The single largest threat to everyday security enterprise systems is social engineering, where cyberthieves rely on deceit and human emotions to trick people into revealing sensitive data like passwords and personally identifiable information. But in an interesting twist, leveraging artificial intelligence (AI), researchers are now working on systems that can function as the human, using machine learning (ML) to predict when the other person is being deceitful. Also, software is more likely to adhere to the rules and not to be persuaded by a sob story.
What could make this even more interesting—in a science-fiction becomes science-reality way—is that the inevitable next step is that AI bots would be on both ends of the conversation, with each side assuming the other entity is a human. Preparing for such interactions requires training software to predict truthfulness and deception from interactions with other software. Scientists are doing just that as part of an area of AI school of thought called theory of mind.
"By about the age of 4, human children understand that the beliefs of another person may diverge from reality, and that those beliefs can be used to predict the person’s future behavior," noted a recent story in Science, referring to new discoveries researchers reported in July at the International Conference on Machine Learning in Stockholm. "Some of today’s computers can label facial expressions such as “happy” or “angry”—a skill associated with theory of mind—but they have little understanding of human emotions or what motivates us."
"A final test revealed (the AI bots) could even understand when a character held a false belief, a crucial stage in developing theory of mind in humans and other animals. In this test, one type of character was programmed to be nearsighted; when the computer altered the landscape beyond its vision halfway through the game, (the AI bot) accurately predicted that it would stick to its original path more frequently than better-sighted characters, who were more likely to adapt," the story noted.
The traditional argument for companies using human associates at a call center instead of software chat sessions—or, at the very least, using human operators to supplement that software—is that humans can listen to the full context of the customer's situation and make a judgment about when it's appropriate to bend the rules. It's often referenced as the common-sense factor.
But it's from that same judgment decision that makes those humans such security risks when they are confronted by a skilled and persistent cyberthief using social engineering. This forces the question: Can AI machine learning learn to make bots good at knowing when to make exceptions but to also not be at risk of being conned?
The software-talking-to-software scenario is the inevitable next step when AI bots starting successfully blocking social engineering attempts. In other words, the bad guys will start using their own AI ML bots to learn when the good guys' AI ML bots will bend the rules. How could AI systems do better than humans at detecting fraud, especially sneaky tricky fraud? In quite a few ways.
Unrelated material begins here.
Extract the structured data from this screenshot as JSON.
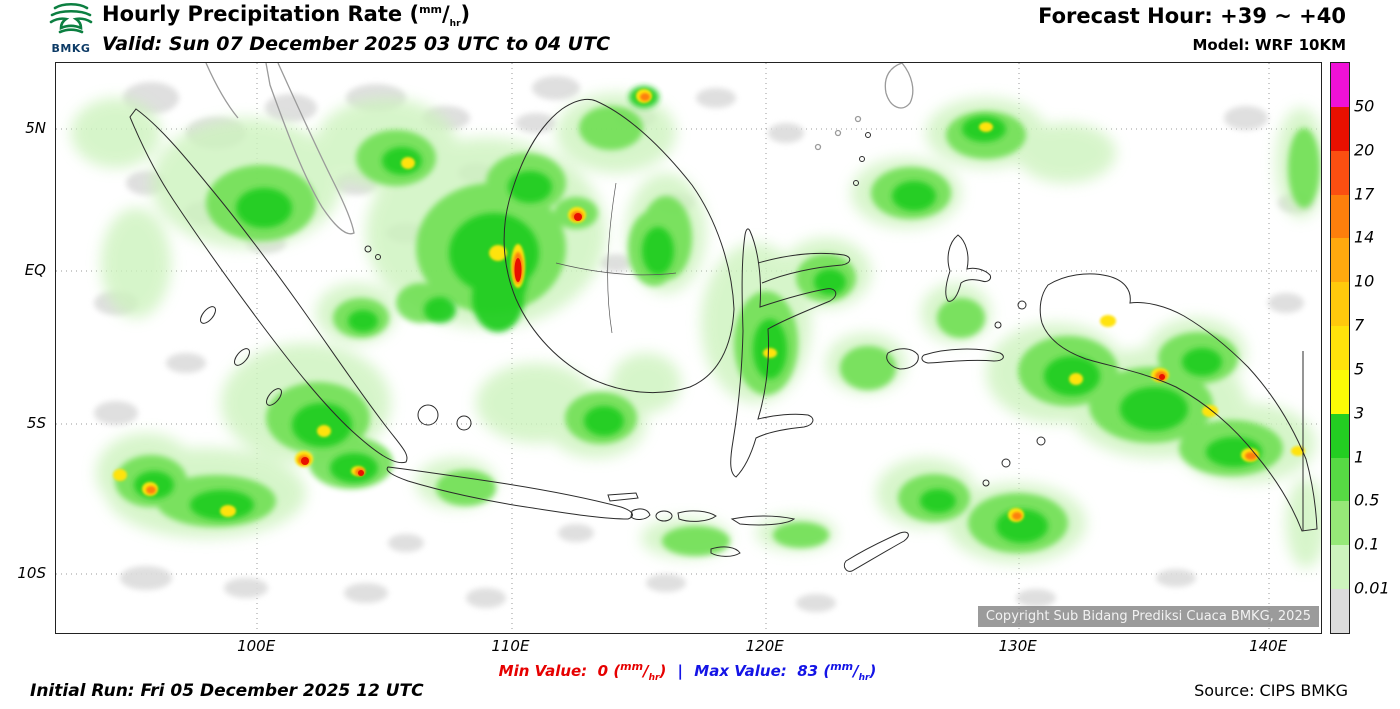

Beyond the basics of this ML project, where the software learns to try and recognize human deception, sort of a machine learning version of a BS detector, there are things that only AI could detect. In short, can it detect the difference between someone truly distraught and a good actor pretending to be distraught? Given enough examples, it should be able to with a reasonable degree of certainty.
AI ML works when it is exposed to a vast amount of data. Envision these systems installed in most of the Fortune 1000 customer call centers. Even if it doesn't detect the social engineering attack as it happens, ML will be alerted later on when a call turns out to be engineered. It can then analyze that call—along with every other call that is later determined to have been a fraud—and learn everything it can.
Most social engineering fraudsters are persistent, and they attack many companies. The system can engage voice recognition so that it detects when that voice calls into the system. AI can look for telltale phrasing and specific examples ("my mother is on her deathbed, and I need to access her inbox right away to tell her something she needs to know"), as it's likely these thieves will repeatedly use social engineering stories that have worked. The system can watch for phone numbers and IP addresses.
Even if those numbers and addresses are faked—which is almost a certainty—the thieves will likely fake the same or similar numbers/addresses. Again, ML could detect such patterns.
How long will the attacker wait on hold? Social engineering thieves have quotas to make, and they'll abandon a call faster than a true customer in dire need would. And there are then the call verification methods, such as asking for the caller to share live video. Even if the attacker fakes that and hopes that the call center doesn't really know what the customer looks like, the background setting is likely to be similar from other fraud attempts. Remember that the one thief is likely attacking many companies.
Part of the problem here is how ML is typically perceived in IT circles. It's often seen as this abstract analytical tool for DNA exploration or figuring out the best way for software to drive a car. But it's simply a way of looking at massive datasets—the bigger, the better—and figuring out likely patterns and deviations from those patterns. Companies can use ML to answer a wide range of mundane business issues. Yes, it can be used for call center helpdesks, but it can just as easily be applied to figuring out the best supply chain routes or how potential hires should be evaluated.
The only limit to using AI is the limit of executives' imagination.